While interprofessional collaborative education and training practice to improve competence is important for healthcare professionals who commonly practice in a complex team environment, there are some barriers to be considered. In acknowledging a recent trend towards collaborative health education, research reports that healthcare is still delivered in professional silos, often a consequence of traditional disciplinary-based hierarchical approaches to education [39]. A siloed approach overlooks the benefits of planned scheduling in a multidisciplinary educational environment. There is also the issue of limited knowledge and understanding of different healthcare roles among HPs which can result in lack of skill in collaborative teamwork [39]. Similar findings that hierarchical professional differences and negative perceptions of teamwork could act as barriers to learning have been identified [39]. A barrier to attendance and undertaking assessments may also be a factor contributing to low attendance for mandatory training.
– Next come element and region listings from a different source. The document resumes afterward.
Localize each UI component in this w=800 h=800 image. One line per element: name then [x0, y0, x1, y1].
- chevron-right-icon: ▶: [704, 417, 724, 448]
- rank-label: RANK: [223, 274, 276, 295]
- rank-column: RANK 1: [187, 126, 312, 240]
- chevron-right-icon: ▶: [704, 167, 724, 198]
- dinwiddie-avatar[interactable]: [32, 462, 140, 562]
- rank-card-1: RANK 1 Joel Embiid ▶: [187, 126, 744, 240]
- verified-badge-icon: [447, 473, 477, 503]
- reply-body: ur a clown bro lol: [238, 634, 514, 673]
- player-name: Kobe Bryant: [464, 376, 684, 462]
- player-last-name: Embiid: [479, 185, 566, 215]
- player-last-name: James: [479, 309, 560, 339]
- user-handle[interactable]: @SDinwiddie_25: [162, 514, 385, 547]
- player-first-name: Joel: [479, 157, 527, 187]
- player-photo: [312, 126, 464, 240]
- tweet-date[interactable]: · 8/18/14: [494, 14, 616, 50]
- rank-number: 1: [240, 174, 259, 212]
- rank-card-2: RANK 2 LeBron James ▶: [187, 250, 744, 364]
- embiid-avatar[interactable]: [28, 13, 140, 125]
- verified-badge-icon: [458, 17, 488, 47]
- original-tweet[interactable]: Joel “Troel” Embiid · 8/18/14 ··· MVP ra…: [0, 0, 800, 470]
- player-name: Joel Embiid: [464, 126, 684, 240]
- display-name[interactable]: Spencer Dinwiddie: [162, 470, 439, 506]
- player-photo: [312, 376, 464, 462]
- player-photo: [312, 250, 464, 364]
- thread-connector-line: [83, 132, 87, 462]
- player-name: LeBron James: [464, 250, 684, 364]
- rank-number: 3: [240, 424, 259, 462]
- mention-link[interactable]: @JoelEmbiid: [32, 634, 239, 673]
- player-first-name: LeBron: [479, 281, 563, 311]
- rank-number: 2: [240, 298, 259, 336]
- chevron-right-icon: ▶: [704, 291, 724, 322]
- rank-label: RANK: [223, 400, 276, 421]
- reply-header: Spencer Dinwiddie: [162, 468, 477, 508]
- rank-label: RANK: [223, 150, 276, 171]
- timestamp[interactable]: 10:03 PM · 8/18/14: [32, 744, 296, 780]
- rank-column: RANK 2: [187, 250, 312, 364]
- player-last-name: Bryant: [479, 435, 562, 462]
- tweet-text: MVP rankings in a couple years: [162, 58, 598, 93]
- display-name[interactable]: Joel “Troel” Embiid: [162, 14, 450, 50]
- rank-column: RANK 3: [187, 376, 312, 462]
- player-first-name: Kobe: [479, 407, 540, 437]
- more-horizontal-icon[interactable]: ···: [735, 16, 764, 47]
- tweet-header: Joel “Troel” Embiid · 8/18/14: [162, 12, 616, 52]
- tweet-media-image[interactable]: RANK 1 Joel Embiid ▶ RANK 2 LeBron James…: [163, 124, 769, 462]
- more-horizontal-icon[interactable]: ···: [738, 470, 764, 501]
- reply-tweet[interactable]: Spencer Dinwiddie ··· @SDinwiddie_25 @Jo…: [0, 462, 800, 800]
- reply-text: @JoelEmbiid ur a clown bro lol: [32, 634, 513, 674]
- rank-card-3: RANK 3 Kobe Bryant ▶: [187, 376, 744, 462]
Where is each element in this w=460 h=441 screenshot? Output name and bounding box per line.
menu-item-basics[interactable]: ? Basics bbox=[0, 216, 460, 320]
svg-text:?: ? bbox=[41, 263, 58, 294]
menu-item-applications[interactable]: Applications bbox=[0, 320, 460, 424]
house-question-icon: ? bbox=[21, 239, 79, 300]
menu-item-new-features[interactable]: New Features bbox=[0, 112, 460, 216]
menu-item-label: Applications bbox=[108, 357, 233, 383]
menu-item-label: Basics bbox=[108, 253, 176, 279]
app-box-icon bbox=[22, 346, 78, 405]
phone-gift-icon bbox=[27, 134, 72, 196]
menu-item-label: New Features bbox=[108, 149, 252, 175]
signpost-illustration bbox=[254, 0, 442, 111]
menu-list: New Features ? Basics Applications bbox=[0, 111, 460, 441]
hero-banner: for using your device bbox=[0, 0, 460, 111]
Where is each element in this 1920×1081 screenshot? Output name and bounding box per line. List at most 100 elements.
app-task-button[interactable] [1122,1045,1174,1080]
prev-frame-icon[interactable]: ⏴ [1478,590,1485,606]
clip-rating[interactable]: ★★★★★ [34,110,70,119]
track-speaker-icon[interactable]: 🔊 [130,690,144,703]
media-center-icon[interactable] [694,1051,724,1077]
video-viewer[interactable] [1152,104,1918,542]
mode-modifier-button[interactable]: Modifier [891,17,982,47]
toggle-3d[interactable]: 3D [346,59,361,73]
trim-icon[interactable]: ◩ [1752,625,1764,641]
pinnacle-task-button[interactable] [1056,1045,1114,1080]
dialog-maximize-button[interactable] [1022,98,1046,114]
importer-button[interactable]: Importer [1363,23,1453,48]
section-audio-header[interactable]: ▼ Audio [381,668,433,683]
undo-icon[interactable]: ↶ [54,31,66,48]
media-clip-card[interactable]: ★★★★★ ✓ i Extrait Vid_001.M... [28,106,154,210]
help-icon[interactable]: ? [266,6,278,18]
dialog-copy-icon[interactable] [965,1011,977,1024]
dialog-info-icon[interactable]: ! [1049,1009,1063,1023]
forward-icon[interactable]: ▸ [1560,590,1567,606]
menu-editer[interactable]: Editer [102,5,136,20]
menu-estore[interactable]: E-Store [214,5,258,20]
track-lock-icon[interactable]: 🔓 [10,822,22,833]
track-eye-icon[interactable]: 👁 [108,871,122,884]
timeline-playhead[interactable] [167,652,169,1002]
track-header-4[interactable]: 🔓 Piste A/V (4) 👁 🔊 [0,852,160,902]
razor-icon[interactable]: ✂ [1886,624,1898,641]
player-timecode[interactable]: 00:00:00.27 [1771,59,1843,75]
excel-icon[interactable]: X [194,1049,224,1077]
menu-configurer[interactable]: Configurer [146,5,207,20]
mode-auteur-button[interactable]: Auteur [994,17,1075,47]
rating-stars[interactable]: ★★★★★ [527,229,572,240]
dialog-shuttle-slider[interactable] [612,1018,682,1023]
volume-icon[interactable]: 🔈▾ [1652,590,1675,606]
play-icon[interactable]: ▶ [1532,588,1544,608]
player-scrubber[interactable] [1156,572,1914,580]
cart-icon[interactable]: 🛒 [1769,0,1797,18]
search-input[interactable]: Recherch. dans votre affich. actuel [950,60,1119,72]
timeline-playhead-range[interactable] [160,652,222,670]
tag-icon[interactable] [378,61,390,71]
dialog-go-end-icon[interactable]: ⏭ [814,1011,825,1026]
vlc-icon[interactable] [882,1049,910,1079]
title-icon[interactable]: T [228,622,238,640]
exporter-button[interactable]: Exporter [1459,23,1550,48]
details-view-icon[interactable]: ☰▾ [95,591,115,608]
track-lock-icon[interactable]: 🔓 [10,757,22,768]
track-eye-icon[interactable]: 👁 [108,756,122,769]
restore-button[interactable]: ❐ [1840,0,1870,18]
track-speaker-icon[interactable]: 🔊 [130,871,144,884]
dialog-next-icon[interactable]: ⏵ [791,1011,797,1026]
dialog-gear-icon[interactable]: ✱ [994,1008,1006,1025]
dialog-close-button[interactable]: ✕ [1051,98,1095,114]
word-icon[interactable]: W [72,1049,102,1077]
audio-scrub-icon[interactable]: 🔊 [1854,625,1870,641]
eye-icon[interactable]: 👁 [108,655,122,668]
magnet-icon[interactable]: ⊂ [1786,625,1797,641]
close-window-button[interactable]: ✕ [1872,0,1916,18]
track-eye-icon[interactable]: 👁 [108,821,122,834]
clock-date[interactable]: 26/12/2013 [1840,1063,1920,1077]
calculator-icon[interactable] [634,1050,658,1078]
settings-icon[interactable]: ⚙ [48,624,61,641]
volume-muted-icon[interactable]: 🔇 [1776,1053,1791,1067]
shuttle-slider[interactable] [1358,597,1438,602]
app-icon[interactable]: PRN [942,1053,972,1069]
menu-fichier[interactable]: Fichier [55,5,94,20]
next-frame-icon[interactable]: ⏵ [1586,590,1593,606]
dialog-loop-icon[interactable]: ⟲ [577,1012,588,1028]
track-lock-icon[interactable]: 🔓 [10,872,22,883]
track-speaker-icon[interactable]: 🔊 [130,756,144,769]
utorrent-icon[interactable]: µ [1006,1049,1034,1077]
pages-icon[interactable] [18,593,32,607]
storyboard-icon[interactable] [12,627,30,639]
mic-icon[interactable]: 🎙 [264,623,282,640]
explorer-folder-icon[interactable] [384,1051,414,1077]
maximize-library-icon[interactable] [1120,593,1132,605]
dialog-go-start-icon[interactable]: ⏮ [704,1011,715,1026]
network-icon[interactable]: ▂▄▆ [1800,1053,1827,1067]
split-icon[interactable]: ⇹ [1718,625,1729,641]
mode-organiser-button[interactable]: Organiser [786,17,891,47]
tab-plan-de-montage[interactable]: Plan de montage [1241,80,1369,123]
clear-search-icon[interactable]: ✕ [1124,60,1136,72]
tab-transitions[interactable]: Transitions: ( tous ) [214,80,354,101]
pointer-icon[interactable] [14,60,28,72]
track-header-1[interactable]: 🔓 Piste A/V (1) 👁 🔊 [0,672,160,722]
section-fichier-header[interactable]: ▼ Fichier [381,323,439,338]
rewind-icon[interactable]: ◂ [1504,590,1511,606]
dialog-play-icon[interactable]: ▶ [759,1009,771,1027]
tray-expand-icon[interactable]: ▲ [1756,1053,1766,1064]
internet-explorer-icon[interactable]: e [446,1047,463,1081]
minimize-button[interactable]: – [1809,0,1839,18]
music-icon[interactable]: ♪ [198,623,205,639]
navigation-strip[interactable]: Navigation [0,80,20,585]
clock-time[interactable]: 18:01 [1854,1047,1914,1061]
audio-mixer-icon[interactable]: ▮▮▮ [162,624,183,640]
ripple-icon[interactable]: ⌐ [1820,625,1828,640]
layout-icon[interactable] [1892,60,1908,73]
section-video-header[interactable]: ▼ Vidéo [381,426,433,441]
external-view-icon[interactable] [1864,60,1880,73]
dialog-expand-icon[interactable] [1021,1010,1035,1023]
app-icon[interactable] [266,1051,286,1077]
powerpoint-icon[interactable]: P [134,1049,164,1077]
It is also clear that further research is required to identify the impact of instructional design and other methods of training and education on health outcomes [39,40].
The literature demonstrates an ethical responsibility to promote learning for HP to support professional development in mandatory training including BLS [41]. This includes instructional learning strategies to promote inclusion of all learners. A potential limitation to the strategy includes the role of the trainer and clinical assessor facilitators undertaking BLS assessments. Using blended learning theories of cognitivism and constructivism relies on the facilitator to promote learning rather than work from expert teacher style for BLS assessments [20,23].
The strategy requires an inclusive learning environment, bringing equality, diversity and right issues to the training [41,42]. It is essential for facilitators to provide a positive and equitable learning environment that values diversity and promotes equality and autonomy of the HP undertaking mandatory training including BLS [42].

9. Conclusions

This paper has detailed the aim, theoretical underpinnings and recommended processes to implement an interprofessional mandatory training program using a well-known published instructional design framework known by its acronym, ADDIE. The overall aim is to motivate HP attendance and maintain competence in essential practical skills such as BLS through regular training and education. Attendance by health professionals for mandatory training is well-identified as a challenge for both the health professional and the organisation. Many organisations struggle to meet their compliance targets for HPs undertaking mandatory training and assessment and are at risk of not meeting accreditation requirements. This situation potentially places patients within the organisation at risk of BLS being performed by staff who may not be competent to deliver such vital quality care. By drawing on current literature, this conceptual paper has shown that training and education founded on theory, framed by the ADDIE instructional design model offers an efficient combination for quality learner training, education and development. Combining different approaches to health professional education can be an effective educational strategy, particularly when the purpose is to improve HP compliance in attending and undertaking mandatory training including BLS.

Funding

No funding has been received in relation to this manuscript or its content.

Institutional Review Board Statement

Ethics approval was not required as no human data was collected.

Conflicts of Interest

The authors attest that, in submitting this manuscript, no conflict of interest exists.